An older friend there cautioned me about being categorical, but I was adamant. I was cocksure the said friend was the culprit. I sat the older colleague down to explain my conclusion based on ‘irrefutable’ analyses. I was obviously convincing, but… This older gentleman cautioned. He wanted us to give the benefit of the doubt to the accused. I opined that no thief tells the truth, so he should just be confronted and asked to refund the money.
Upon the arrival of my accused, I was forward enough to put it to him that he had taken the money to which he stood shocked and amidst tears asked: ‘Did you see me?’, ‘When did I take it?’, ‘Why do you say I took it because I have all of a sudden been spending money when we all have been barely able to feed twice a day?’, ‘Do you know where I get what I eat or bring into this place from?’ To these questions, I hadn’t an answer. All I had was a face full of slimy egg-whites with golden and in some cases rotten yolks.

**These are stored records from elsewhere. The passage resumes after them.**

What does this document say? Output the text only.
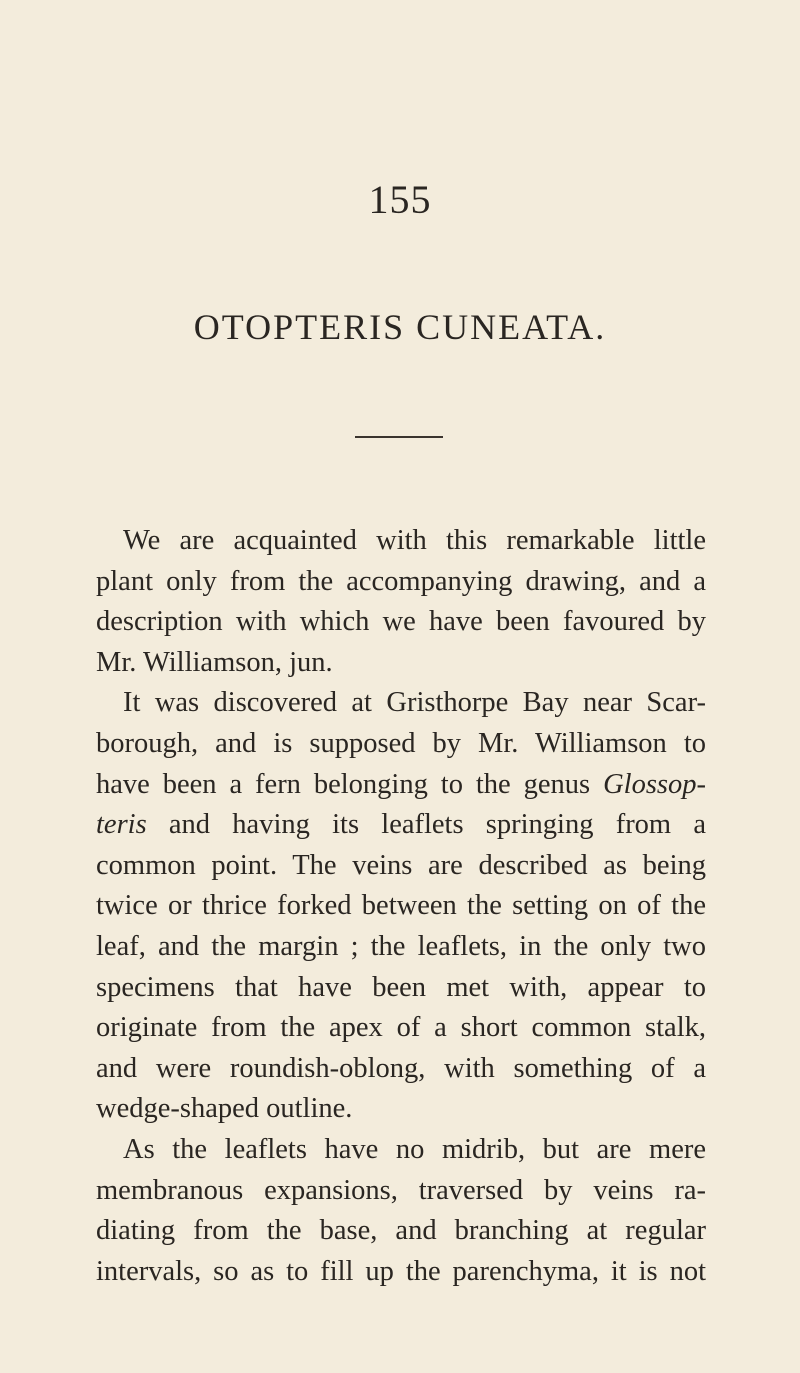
155
OTOPTERIS CUNEATA.
We are acquainted with this remarkable little
plant only from the accompanying drawing, and a
description with which we have been favoured by
Mr. Williamson, jun.
It was discovered at Gristhorpe Bay near Scar-
borough, and is supposed by Mr. Williamson to
have been a fern belonging to the genus Glossop-
teris and having its leaflets springing from a
common point. The veins are described as being
twice or thrice forked between the setting on of the
leaf, and the margin ; the leaflets, in the only two
specimens that have been met with, appear to
originate from the apex of a short common stalk,
and were roundish-oblong, with something of a
wedge-shaped outline.
As the leaflets have no midrib, but are mere
membranous expansions, traversed by veins ra-
diating from the base, and branching at regular
intervals, so as to fill up the parenchyma, it is not
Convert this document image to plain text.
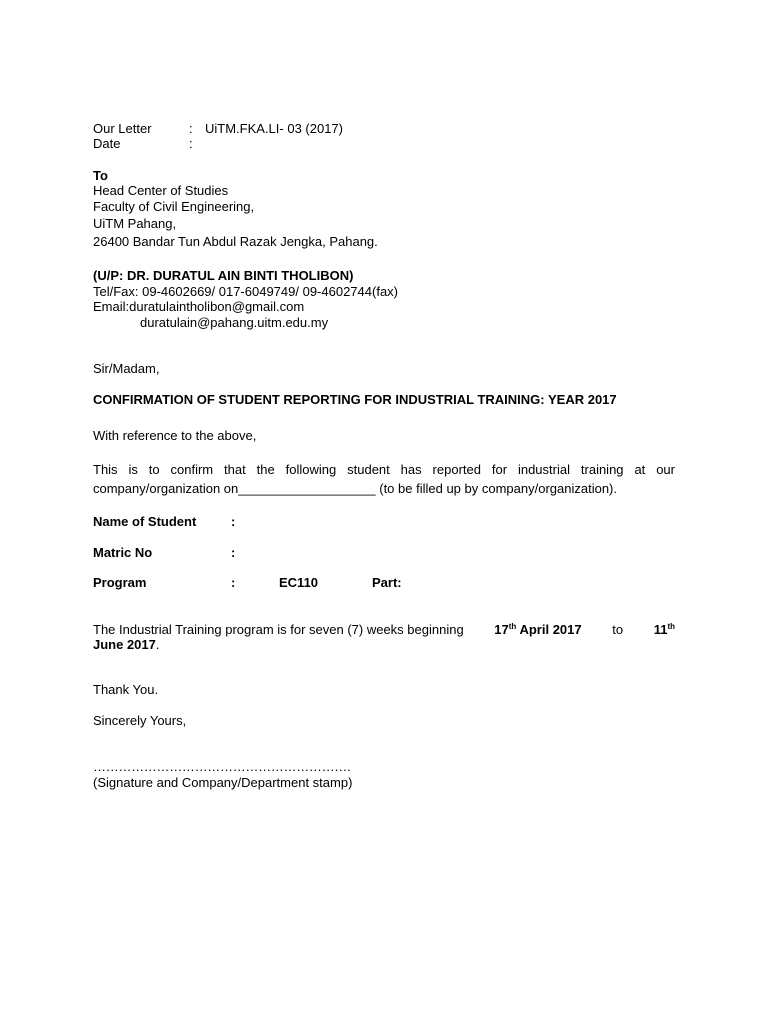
Our Letter	: UiTM.FKA.LI- 03 (2017)
Date	:
To
Head Center of Studies
Faculty of Civil Engineering,
UiTM Pahang,
26400 Bandar Tun Abdul Razak Jengka, Pahang.
(U/P: DR. DURATUL AIN BINTI THOLIBON)
Tel/Fax: 09-4602669/ 017-6049749/ 09-4602744(fax)
Email:duratulaintholibon@gmail.com
duratulain@pahang.uitm.edu.my
Sir/Madam,
CONFIRMATION OF STUDENT REPORTING FOR INDUSTRIAL TRAINING: YEAR 2017
With reference to the above,
This is to confirm that the following student has reported for industrial training at our
company/organization on___________________ (to be filled up by company/organization).
Name of Student	:
Matric No	:
Program	:	EC110	Part:
The Industrial Training program is for seven (7) weeks beginning 17th April 2017 to 11th
June 2017.
Thank You.
Sincerely Yours,
…………………………………………………….
(Signature and Company/Department stamp)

I was thoroughly abashed. I had a self-inflicted chagrin that day. He moved out, and for a while wouldn’t stand my presence. I tried asking his forgiveness, but I do not recall us having a good relationship thereafter. Like a rumpled paper, our relationship couldn’t again be as smooth. I have since then learned the carpenter’s rule, to measure twice and cut once.
Recently, there was another theft around me. It happened in my absence, about a month before my arrival. Upon arriving, I was just satisfied to hear that folks were prepared to pay for it with levies imposed by themselves having not found the wrongdoer.
Having an oversight role and the payments delaying, my CSI mind swung into action again; except that this time, I was just acting on a nudge after a session of prayer about the matter. For no apparent reason two names came to mind. I inquired of the sequence of events leading to the loss of the device. And as the narration went, I followed up progressively with verification and disclaimers. Somewhere along the line, one name got dropped off my list and on went my research. In a matter of forty-eight (48) hours, I had something close to cracking the mystery. In two weeks time, the device had been found and returned by the pending name on my list. I had learned my lesson and used my experience well. But curiously I did not apply same to a filled 1.5 litre Coke bottle!
This sobolo-in-Coke-bottle event has taught me a life lesson. You see, often humans as we are, we tend to see things not as they are but as we are. Without really realizing, we see and hear things based on a preconceived notion. And until and unless we work at developing an open, near-naive and objective mindset, we would very often misjudge people, their words, actions, inaction, and things in general. We would say all kinds of things, howbeit inaccurate about others and events before realizing how much damage we had done by not being patient and open enough to look a little deeper and more conclusively.
Giving the benefit of the doubt is one alibi we all latch unto when misjudged or even accused, but we aren’t as kind enough to give same when the shoe is on the other foot. For very unknown reasons, we all believe we are objective, fair and patient when indeed we are everything but that when the rubber hits the road. When push comes to shove, we show so much jaundiced opinion, the physician wouldn’t mind a free medical assistance. How so often our comments gives away our very invidious mindset.
Admitting and allowing others into our goodwill books is a benevolence we do to ourselves more than to them. If we would credit them with some good faith, however naive and simple that may make us seem, we would soon find out that behind the devilish look of some fellow is a celestial beauty only marred by the vicissitudes and corruption of life. And this is even assuming that there is enough superficial or facial reason to adjudge them devils prima facie. If we would probe a little further, and wait a little more, we shall find out that it wasn’t a Coke after all.